Last year, it returned 0.9% and saw its funding ratio rise from 104% to 108% as a result, according to its 2013 annual report.
The Philips scheme operates a liability-matching portfolio – meant to finance 64% of its liabilities, as well as 2% inflation – and a return portfolio for its remaining liabilities, longevity risk and additional inflation.
Following the new investment policy, the board wanted to reduce the scheme’s holdings in euro-denominated government bonds within the matching portfolio to 62.5%, triple investments in global government bonds and introduce a similarly sized credit allocation.
It also wanted to increase its direct investments in Dutch mortgages by 1% to 7.5%.
Within its return portfolio, the scheme intended to decrease its equity and property exposure slightly in favour of commodities, high-yield bonds and emerging market government bonds.
The board said it decided to shift emerging market equity and developed market government bonds to a passive style, while keeping credit and mortgages under active management.
“The advantages of active management don’t outweigh the disadvantages,” it concluded following an internal survey.
The pension fund incurred a 4.3% loss on its matching portfolio but noted that the result still meant a 1% outperformance, mainly thanks to government bonds from Italy, Finland and the Netherlands, in addition to its mortgage investments.
It indicated that the result of its matching portfolio included a 0.7% loss on its interest and inflation hedge.
The return portfolio generated a 14.3% return, with equity (18.1%) and property (16.4%) the best performing asset classes.
High-yield credit delivered 4%.
However, the Philips Pensioenfonds lost 13.6% on emerging market bonds.
It attributed the outcome to the choice of countries in combination with local currency mandates.
It also reported a 13.1% loss on commodities.
According to the scheme, the 1.6% outperformance of its return portfolio was due largely to active management of emerging market equities, property and global tactical asset allocation (GTAA).
It also made clear that it further reduced its direct property holdings – for example, by selling Symphony office tower in Amsterdam – while increasing its portfolio of indirect non-listed property to €248m, almost 50% of its target.

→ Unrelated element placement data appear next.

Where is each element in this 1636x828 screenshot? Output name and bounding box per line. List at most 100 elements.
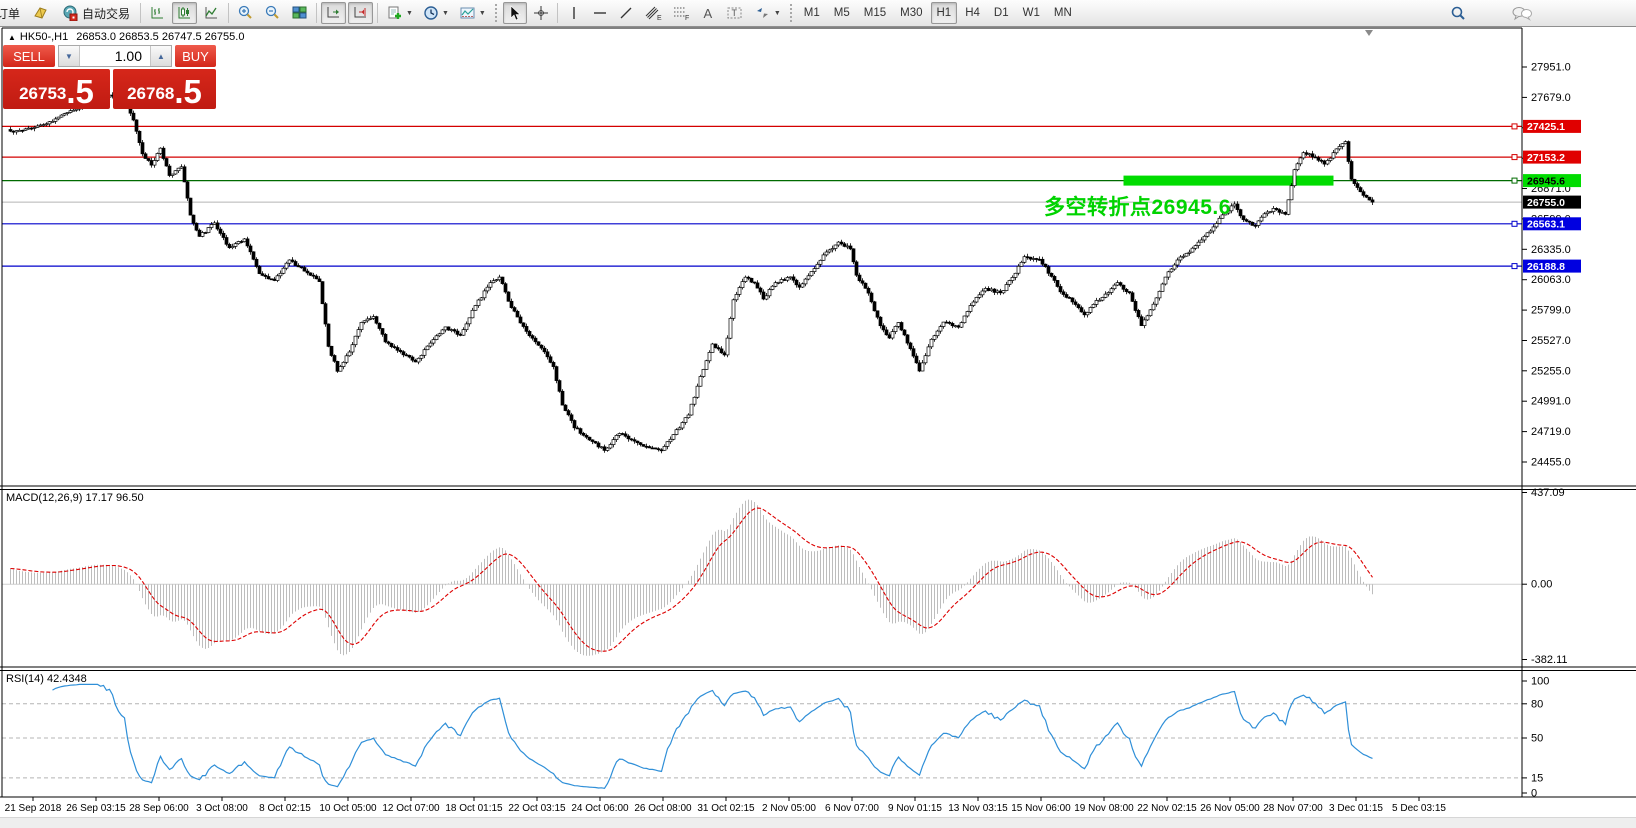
rsi-tick-label: 80 <box>1531 698 1543 710</box>
sell-button[interactable]: SELL <box>3 45 55 67</box>
chart-shift-icon <box>352 5 369 21</box>
text-label-button[interactable]: T <box>722 2 748 24</box>
buy-price-box[interactable]: 26768.5 <box>113 69 216 109</box>
trendline-icon <box>618 5 634 21</box>
line-price-label: 26755.0 <box>1527 197 1565 209</box>
autotrading-button[interactable]: 自动交易 <box>55 2 136 24</box>
rsi-tick-label: 100 <box>1531 676 1549 688</box>
volume-value[interactable]: 1.00 <box>80 46 150 66</box>
autotrading-icon <box>61 5 79 21</box>
chart-shift-marker[interactable] <box>1365 30 1373 36</box>
vertical-line-icon <box>567 5 581 21</box>
crosshair-button[interactable] <box>529 2 553 24</box>
line-handle[interactable] <box>1512 155 1517 160</box>
separator <box>316 3 317 23</box>
new-chart-button[interactable]: ▼ <box>382 2 417 24</box>
price-tick-label: 25255.0 <box>1531 365 1571 377</box>
timeframe-button-h4[interactable]: H4 <box>959 2 986 24</box>
volume-decrease-button[interactable]: ▼ <box>59 46 80 66</box>
line-handle[interactable] <box>1512 124 1517 129</box>
time-tick-label: 22 Nov 02:15 <box>1137 803 1197 814</box>
templates-button[interactable]: ▼ <box>455 2 490 24</box>
price-tick-label: 24991.0 <box>1531 396 1571 408</box>
horizontal-line-button[interactable] <box>588 2 612 24</box>
line-chart-icon <box>203 5 220 21</box>
chart-shift-button[interactable] <box>348 2 373 24</box>
time-tick-label: 8 Oct 02:15 <box>259 803 311 814</box>
auto-scroll-button[interactable] <box>321 2 346 24</box>
text-label-icon: T <box>726 5 744 21</box>
buy-button[interactable]: BUY <box>175 45 216 67</box>
equidistant-channel-button[interactable]: E <box>640 2 666 24</box>
zoom-in-button[interactable] <box>233 2 258 24</box>
timeframe-button-m15[interactable]: M15 <box>858 2 892 24</box>
price-tick-label: 24455.0 <box>1531 457 1571 469</box>
pivot-annotation-text[interactable]: 多空转折点26945.6 <box>1044 191 1231 221</box>
price-tick-label: 25799.0 <box>1531 305 1571 317</box>
new-order-button[interactable]: 订单 <box>0 2 26 24</box>
vertical-line-button[interactable] <box>562 2 586 24</box>
text-button[interactable]: A <box>696 2 720 24</box>
pivot-highlight-bar[interactable] <box>1124 176 1334 186</box>
search-icon <box>1449 5 1467 22</box>
toolbar-grip[interactable] <box>790 4 794 22</box>
toolbar-grip[interactable] <box>495 4 499 22</box>
cursor-button[interactable] <box>503 2 527 24</box>
line-price-label: 26563.1 <box>1527 219 1565 231</box>
time-tick-label: 10 Oct 05:00 <box>319 803 377 814</box>
timeframe-button-h1[interactable]: H1 <box>931 2 958 24</box>
time-tick-label: 12 Oct 07:00 <box>382 803 440 814</box>
time-tick-label: 19 Nov 08:00 <box>1074 803 1134 814</box>
timeframe-button-w1[interactable]: W1 <box>1017 2 1046 24</box>
new-chart-icon <box>386 5 404 21</box>
time-tick-label: 18 Oct 01:15 <box>445 803 503 814</box>
trendline-button[interactable] <box>614 2 638 24</box>
line-handle[interactable] <box>1512 221 1517 226</box>
separator <box>557 3 558 23</box>
news-button[interactable] <box>28 2 53 24</box>
line-chart-button[interactable] <box>199 2 224 24</box>
timeframe-button-m5[interactable]: M5 <box>828 2 856 24</box>
arrows-icon <box>754 5 772 21</box>
line-handle[interactable] <box>1512 264 1517 269</box>
sell-price-box[interactable]: 26753.5 <box>3 69 110 109</box>
price-tick-label: 26063.0 <box>1531 274 1571 286</box>
timeframe-button-mn[interactable]: MN <box>1048 2 1078 24</box>
search-button[interactable] <box>1445 2 1471 24</box>
horizontal-line-icon <box>592 5 608 21</box>
time-tick-label: 26 Nov 05:00 <box>1200 803 1260 814</box>
book-icon <box>32 5 49 21</box>
line-price-label: 26945.6 <box>1527 175 1565 187</box>
volume-increase-button[interactable]: ▲ <box>150 46 171 66</box>
crosshair-icon <box>533 5 549 21</box>
clock-icon <box>423 5 440 21</box>
price-tick-label: 27679.0 <box>1531 92 1571 104</box>
chat-button[interactable] <box>1507 2 1537 24</box>
zoom-out-icon <box>264 5 281 21</box>
periods-button[interactable]: ▼ <box>419 2 453 24</box>
timeframe-button-m1[interactable]: M1 <box>798 2 826 24</box>
time-tick-label: 26 Oct 08:00 <box>634 803 692 814</box>
sell-price-main: 26753 <box>19 85 66 102</box>
sell-price-fraction: .5 <box>66 78 94 105</box>
bar-chart-button[interactable] <box>145 2 170 24</box>
candlestick-chart-button[interactable] <box>172 2 197 24</box>
price-tick-label: 25527.0 <box>1531 335 1571 347</box>
arrows-button[interactable]: ▼ <box>750 2 785 24</box>
text-tool-icon: A <box>704 6 713 21</box>
tile-windows-button[interactable] <box>287 2 312 24</box>
collapse-panel-arrow[interactable]: ▲ <box>8 33 16 42</box>
rsi-indicator-label: RSI(14) 42.4348 <box>6 673 87 685</box>
toolbar: 订单 自动交易 <box>0 0 1636 27</box>
timeframe-button-m30[interactable]: M30 <box>894 2 928 24</box>
fibonacci-button[interactable]: F <box>668 2 694 24</box>
timeframe-button-d1[interactable]: D1 <box>988 2 1015 24</box>
time-tick-label: 3 Dec 01:15 <box>1329 803 1383 814</box>
line-handle[interactable] <box>1512 178 1517 183</box>
zoom-out-button[interactable] <box>260 2 285 24</box>
chevron-down-icon: ▼ <box>406 10 413 17</box>
zoom-in-icon <box>237 5 254 21</box>
mt4-window: 27951.027679.027407.027135.026871.026599… <box>0 0 1636 828</box>
svg-text:E: E <box>657 15 662 21</box>
svg-text:T: T <box>731 8 737 18</box>
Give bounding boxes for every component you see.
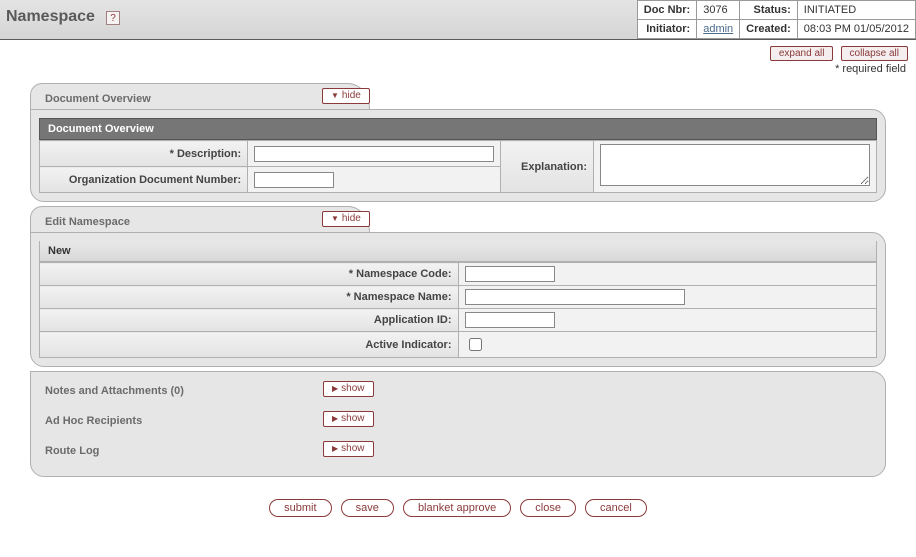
description-label: Description:: [177, 148, 241, 160]
tab-title-document-overview: Document Overview: [45, 93, 151, 105]
collapse-all-button[interactable]: collapse all: [841, 46, 908, 61]
submit-button[interactable]: submit: [269, 499, 331, 517]
description-input[interactable]: [254, 146, 494, 162]
section-bar-new: New: [39, 241, 877, 262]
hide-button-document-overview[interactable]: ▼hide: [322, 88, 370, 104]
initiator-link[interactable]: admin: [703, 23, 733, 35]
status-value: INITIATED: [797, 1, 915, 20]
tab-title-notes: Notes and Attachments (0): [45, 385, 184, 397]
help-icon[interactable]: ?: [106, 11, 120, 25]
edit-namespace-grid: * Namespace Code: * Namespace Name: Appl…: [39, 262, 877, 358]
action-buttons: submit save blanket approve close cancel: [30, 487, 886, 537]
created-label: Created:: [740, 20, 798, 39]
cancel-button[interactable]: cancel: [585, 499, 647, 517]
section-bar-document-overview: Document Overview: [39, 118, 877, 140]
tab-edit-namespace: Edit Namespace ▼hide New * Namespace Cod…: [30, 206, 886, 367]
namespace-code-label: Namespace Code:: [356, 268, 451, 280]
tab-title-edit-namespace: Edit Namespace: [45, 216, 130, 228]
initiator-label: Initiator:: [637, 20, 696, 39]
explanation-textarea[interactable]: [600, 144, 870, 186]
chevron-down-icon: ▼: [331, 89, 339, 103]
chevron-right-icon: ▶: [332, 412, 338, 426]
doc-nbr-value: 3076: [697, 1, 740, 20]
tab-title-routelog: Route Log: [45, 445, 99, 457]
namespace-code-input[interactable]: [465, 266, 555, 282]
show-button-routelog[interactable]: ▶show: [323, 441, 374, 457]
required-field-note: * required field: [0, 61, 916, 83]
blanket-approve-button[interactable]: blanket approve: [403, 499, 511, 517]
application-id-input[interactable]: [465, 312, 555, 328]
save-button[interactable]: save: [341, 499, 394, 517]
application-id-label: Application ID:: [374, 314, 452, 326]
org-doc-num-label: Organization Document Number:: [69, 174, 241, 186]
created-value: 08:03 PM 01/05/2012: [797, 20, 915, 39]
collapsed-tab-group: Notes and Attachments (0) ▶show Ad Hoc R…: [30, 371, 886, 477]
status-label: Status:: [740, 1, 798, 20]
doc-info-table: Doc Nbr: 3076 Status: INITIATED Initiato…: [637, 0, 916, 39]
chevron-right-icon: ▶: [332, 442, 338, 456]
show-button-notes[interactable]: ▶show: [323, 381, 374, 397]
org-doc-num-input[interactable]: [254, 172, 334, 188]
document-overview-grid: * Description: Explanation: Organization…: [39, 140, 877, 193]
chevron-down-icon: ▼: [331, 212, 339, 226]
tab-title-adhoc: Ad Hoc Recipients: [45, 415, 142, 427]
close-button[interactable]: close: [520, 499, 576, 517]
show-button-adhoc[interactable]: ▶show: [323, 411, 374, 427]
doc-nbr-label: Doc Nbr:: [637, 1, 696, 20]
explanation-label: Explanation:: [521, 161, 587, 173]
chevron-right-icon: ▶: [332, 382, 338, 396]
header-bar: Namespace ? Doc Nbr: 3076 Status: INITIA…: [0, 0, 916, 40]
namespace-name-input[interactable]: [465, 289, 685, 305]
active-indicator-label: Active Indicator:: [365, 339, 451, 351]
expand-all-button[interactable]: expand all: [770, 46, 834, 61]
active-indicator-checkbox[interactable]: [469, 338, 482, 351]
hide-button-edit-namespace[interactable]: ▼hide: [322, 211, 370, 227]
namespace-name-label: Namespace Name:: [354, 291, 452, 303]
tab-document-overview: Document Overview ▼hide Document Overvie…: [30, 83, 886, 202]
page-title: Namespace: [6, 8, 95, 26]
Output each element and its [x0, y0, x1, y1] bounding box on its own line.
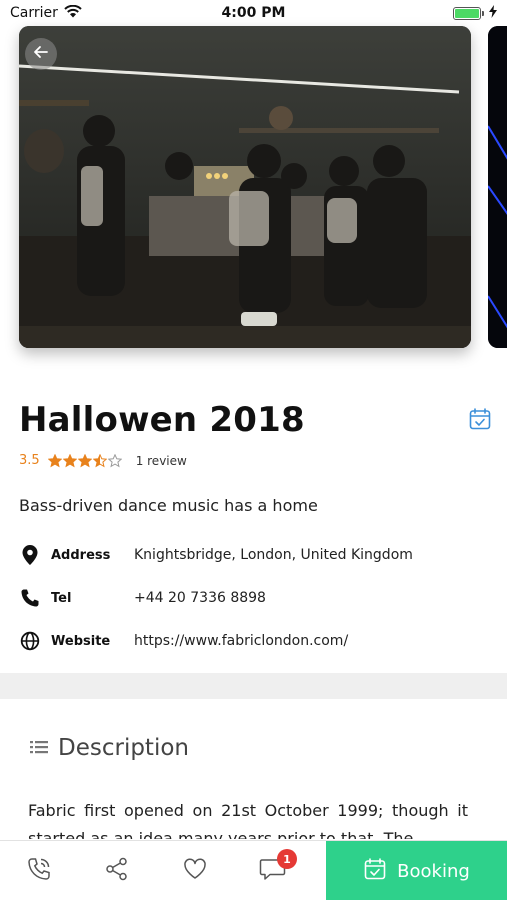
star-full-icon: [47, 453, 62, 467]
chat-button[interactable]: 1: [234, 841, 312, 900]
booking-label: Booking: [397, 860, 470, 882]
event-title: Hallowen 2018: [19, 400, 305, 440]
section-divider: [0, 673, 507, 699]
wifi-icon: [64, 4, 82, 22]
charging-icon: [489, 4, 497, 22]
rating-value: 3.5: [19, 453, 40, 468]
tel-value: +44 20 7336 8898: [134, 590, 266, 606]
calendar-check-icon: [363, 857, 387, 886]
star-half-icon: [92, 453, 107, 467]
address-value: Knightsbridge, London, United Kingdom: [134, 547, 413, 563]
chat-badge: 1: [277, 849, 297, 869]
rating-row: 3.5 1 review: [19, 453, 187, 468]
event-tagline: Bass-driven dance music has a home: [19, 496, 318, 515]
phone-row[interactable]: Tel +44 20 7336 8898: [19, 586, 489, 610]
rating-stars: [47, 453, 122, 468]
event-photo[interactable]: [19, 26, 471, 348]
heart-icon: [182, 856, 208, 886]
star-empty-icon: [107, 453, 122, 467]
list-icon: [30, 739, 48, 758]
address-label: Address: [51, 547, 111, 563]
photo-gallery[interactable]: [0, 26, 507, 356]
booking-button[interactable]: Booking: [326, 841, 507, 900]
address-row[interactable]: Address Knightsbridge, London, United Ki…: [19, 543, 489, 567]
location-pin-icon: [19, 544, 41, 566]
website-label: Website: [51, 633, 111, 649]
website-value[interactable]: https://www.fabriclondon.com/: [134, 633, 348, 649]
next-photo-preview[interactable]: [488, 26, 507, 348]
star-full-icon: [62, 453, 77, 467]
description-header: Description: [30, 735, 189, 761]
description-title: Description: [58, 735, 189, 761]
bottom-action-bar: 1 Booking: [0, 840, 507, 900]
battery-icon: [453, 6, 484, 20]
call-button[interactable]: [0, 841, 78, 900]
phone-icon: [19, 587, 41, 609]
phone-call-icon: [26, 856, 52, 886]
review-count[interactable]: 1 review: [136, 454, 187, 468]
status-bar: Carrier 4:00 PM: [0, 0, 507, 26]
share-icon: [104, 856, 130, 886]
globe-icon: [19, 630, 41, 652]
tel-label: Tel: [51, 590, 72, 606]
back-button[interactable]: [25, 38, 57, 70]
share-button[interactable]: [78, 841, 156, 900]
star-full-icon: [77, 453, 92, 467]
description-text: Fabric first opened on 21st October 1999…: [28, 801, 468, 839]
add-to-calendar-button[interactable]: [468, 407, 492, 431]
arrow-left-icon: [33, 44, 49, 65]
calendar-check-icon: [468, 408, 492, 435]
carrier-label: Carrier: [10, 5, 58, 21]
favorite-button[interactable]: [156, 841, 234, 900]
website-row[interactable]: Website https://www.fabriclondon.com/: [19, 629, 489, 653]
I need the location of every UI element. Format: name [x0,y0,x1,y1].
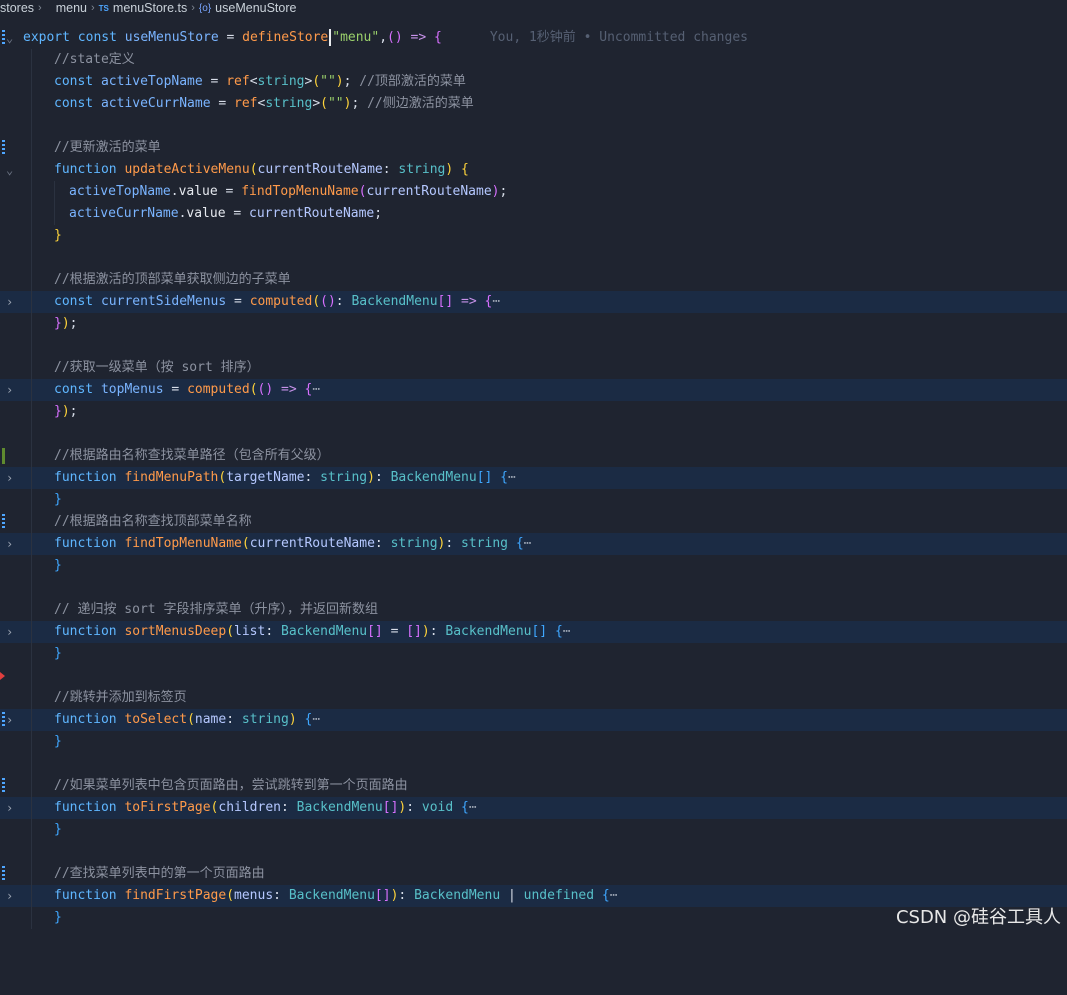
code-line[interactable]: const activeTopName = ref<string>(""); /… [0,71,1067,93]
modified-line-marker [2,514,5,530]
code-line[interactable] [0,577,1067,599]
fold-collapsed-icon[interactable]: › [6,885,18,907]
code-line[interactable]: //根据路由名称查找菜单路径（包含所有父级） [0,445,1067,467]
fold-collapsed-icon[interactable]: › [6,379,18,401]
code-line[interactable] [0,841,1067,863]
code-line[interactable]: activeCurrName.value = currentRouteName; [0,203,1067,225]
code-line[interactable]: }); [0,313,1067,335]
code-line[interactable] [0,115,1067,137]
modified-line-marker [2,140,5,156]
code-line[interactable]: › function toSelect(name: string) {⋯ [0,709,1067,731]
breadcrumb-stores[interactable]: stores [0,1,34,15]
fold-collapsed-icon[interactable]: › [6,467,18,489]
code-line[interactable]: › function findTopMenuName(currentRouteN… [0,533,1067,555]
code-line[interactable]: › function findMenuPath(targetName: stri… [0,467,1067,489]
breadcrumb-menu[interactable]: menu [56,1,87,15]
code-line[interactable]: } [0,731,1067,753]
code-line[interactable]: › function sortMenusDeep(list: BackendMe… [0,621,1067,643]
modified-line-marker [2,866,5,882]
code-line[interactable] [0,753,1067,775]
code-line[interactable] [0,665,1067,687]
code-line[interactable]: } [0,819,1067,841]
variable-symbol-icon: {o} [198,2,212,14]
code-line[interactable]: › function toFirstPage(children: Backend… [0,797,1067,819]
code-line[interactable]: } [0,489,1067,511]
code-line[interactable]: ⌄ export const useMenuStore = defineStor… [0,27,1067,49]
code-line[interactable]: //跳转并添加到标签页 [0,687,1067,709]
code-line[interactable]: // 递归按 sort 字段排序菜单（升序），并返回新数组 [0,599,1067,621]
breadcrumb: stores › menu › TS menuStore.ts › {o} us… [0,0,1067,16]
code-line[interactable]: //根据路由名称查找顶部菜单名称 [0,511,1067,533]
code-line[interactable]: //获取一级菜单（按 sort 排序） [0,357,1067,379]
code-line[interactable]: activeTopName.value = findTopMenuName(cu… [0,181,1067,203]
deleted-line-marker [0,672,5,680]
code-line[interactable]: › const topMenus = computed(() => {⋯ [0,379,1067,401]
fold-collapsed-icon[interactable]: › [6,621,18,643]
code-line[interactable]: } [0,643,1067,665]
added-line-marker [2,448,5,464]
fold-expanded-icon[interactable]: ⌄ [6,27,18,49]
fold-collapsed-icon[interactable]: › [6,533,18,555]
fold-collapsed-icon[interactable]: › [6,797,18,819]
breadcrumb-file[interactable]: menuStore.ts [113,1,187,15]
text-cursor [329,29,332,46]
code-line[interactable] [0,247,1067,269]
git-blame-annotation: You, 1秒钟前 • Uncommitted changes [489,30,748,45]
modified-line-marker [2,712,5,728]
fold-expanded-icon[interactable]: ⌄ [6,159,18,181]
code-line[interactable] [0,335,1067,357]
chevron-right-icon: › [38,2,42,14]
breadcrumb-symbol[interactable]: useMenuStore [215,1,296,15]
code-line[interactable]: ⌄ function updateActiveMenu(currentRoute… [0,159,1067,181]
code-line[interactable]: //查找菜单列表中的第一个页面路由 [0,863,1067,885]
code-line[interactable]: const activeCurrName = ref<string>(""); … [0,93,1067,115]
modified-line-marker [2,30,5,46]
code-line[interactable]: //更新激活的菜单 [0,137,1067,159]
csdn-watermark: CSDN @硅谷工具人 [895,907,1061,928]
typescript-file-icon: TS [98,3,109,13]
code-line[interactable] [0,423,1067,445]
code-line[interactable]: } [0,225,1067,247]
code-editor[interactable]: ⌄ export const useMenuStore = defineStor… [0,16,1067,935]
code-line[interactable]: } [0,555,1067,577]
code-line[interactable]: //如果菜单列表中包含页面路由，尝试跳转到第一个页面路由 [0,775,1067,797]
fold-collapsed-icon[interactable]: › [6,291,18,313]
code-line[interactable]: //根据激活的顶部菜单获取侧边的子菜单 [0,269,1067,291]
chevron-right-icon: › [91,2,95,14]
code-line[interactable]: //state定义 [0,49,1067,71]
code-line[interactable]: }); [0,401,1067,423]
modified-line-marker [2,778,5,794]
chevron-right-icon: › [191,2,195,14]
code-line[interactable]: › const currentSideMenus = computed((): … [0,291,1067,313]
fold-collapsed-icon[interactable]: › [6,709,18,731]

The pension fund reported a 4.4% investment result over the first quarter of 2014, with its matching and return portfolios producing 5.8% and 1.2%, respectively.
During this period, its coverage rose from 108% to 113%.
However, 3 percentage points of this was due to a one-off contribution of €600m from the employer, following the scheme’s switch to collective defined contribution arrangements with an average-salary target.